From as long as I can remember – from our very first oral presentation at school – I was afraid, because I took public speaking seriously. Our teachers would tell us to address the class live, not read from a text. I was one of the few – if not the only one – to follow that advice, always. And I could observe the difference, in how much attention I attracted, by presenting something part-improvised on the spot.
It continues to this day: whether conferences, programs or special events, I rely on a few notes at most. Here is my theory: humans are predators. We sense fear. We smell blood. We look. If you walk on a stage without a text memorized – without an armour of pre-digested words – but alive and vulnerable – then all eyes will be on you. People will give you their attention. If you play it well, then you have a chance to be heard, and impactful. A polished discourse, by contrast, is only make believe.

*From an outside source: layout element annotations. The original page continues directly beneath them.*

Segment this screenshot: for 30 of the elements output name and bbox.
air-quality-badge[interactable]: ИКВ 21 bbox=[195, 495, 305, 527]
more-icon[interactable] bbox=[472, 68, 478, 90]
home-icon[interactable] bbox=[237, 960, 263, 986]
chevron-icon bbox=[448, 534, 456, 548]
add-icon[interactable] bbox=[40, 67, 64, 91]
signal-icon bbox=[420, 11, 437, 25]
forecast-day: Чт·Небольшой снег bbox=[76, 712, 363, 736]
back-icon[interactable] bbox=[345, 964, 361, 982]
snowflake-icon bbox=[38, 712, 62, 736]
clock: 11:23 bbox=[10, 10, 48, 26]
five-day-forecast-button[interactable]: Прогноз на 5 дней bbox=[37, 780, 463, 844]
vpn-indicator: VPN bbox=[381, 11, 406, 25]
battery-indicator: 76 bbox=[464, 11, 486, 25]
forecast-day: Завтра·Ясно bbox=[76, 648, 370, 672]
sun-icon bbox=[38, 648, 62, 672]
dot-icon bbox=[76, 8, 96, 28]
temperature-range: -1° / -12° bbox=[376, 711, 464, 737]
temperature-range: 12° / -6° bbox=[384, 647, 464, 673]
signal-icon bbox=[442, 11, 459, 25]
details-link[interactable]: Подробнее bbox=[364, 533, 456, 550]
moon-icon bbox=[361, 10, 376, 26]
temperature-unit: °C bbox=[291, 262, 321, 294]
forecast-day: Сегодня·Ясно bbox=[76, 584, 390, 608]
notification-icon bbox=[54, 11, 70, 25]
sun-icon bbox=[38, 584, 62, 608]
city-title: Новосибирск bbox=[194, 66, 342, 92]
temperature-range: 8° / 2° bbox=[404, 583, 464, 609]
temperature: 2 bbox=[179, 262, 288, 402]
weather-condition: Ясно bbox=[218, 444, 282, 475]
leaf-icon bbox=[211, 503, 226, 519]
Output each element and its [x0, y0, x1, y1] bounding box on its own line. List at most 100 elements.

So, yes, the fear comes from taking a risk – the fear of bombing, ridicule, embarrassment, and status loss, which I expose myself to by insisting on a measure of ‘aliveness’.
More precisely, the fear is of seeming deranged, and the rejection that would follow. This is the downside of genuinely wanting attention, so that I get a shot at stretching perceptions, and rewiring the brains of your audience.
To do this meaningfully, the trick is to focus not on delivery, but content. What you say, not how you say it. And here, I believe, is where the core of the fear lies. The same fear shadows my editorial work. It stems from taking language seriously.
The Chinese tradition distinguishes the feelings of fear and worry.
Worry, associated to the element Earth, is what you feel when you place a seed in the ground, and wait for it to grow. It is what you feel when your child is at school, your husband abroad, or whenever things must happen that are beyond your control.
Fear is associated with Water. It is about excess and brutal danger. It is a flooding river suddenly breaking the dyke, and wiping off in a moment the work of centuries. It is a release of tension, forces greater than the human unleashing over us. It is visions of horror.
Language holds humanity together. It is the medium that holds our social worlds, by shaping the stories and beliefs that guide our day to day decisions. Mess with it too much, and who knows what chaos will ensure. Revolutions all started with a speech.
We’re at a crossroads of history. We must urgently shift our paradigm, develop new myths and beliefs to guide our day to day decisions. We must work on minds and hearts. Language is an ideal tool to that end. But not an entirely safe one.
My work, as a writer, speaker or editor, is to rewire brains: separate concepts and ideas, bring others together, associating them with new emotions, to build new pathways connecting different planes of reality. And as I try to do that, I fear that, unwittingly, I might create a rip in the fabric of our common world, disturb old forces, and unleash a demon.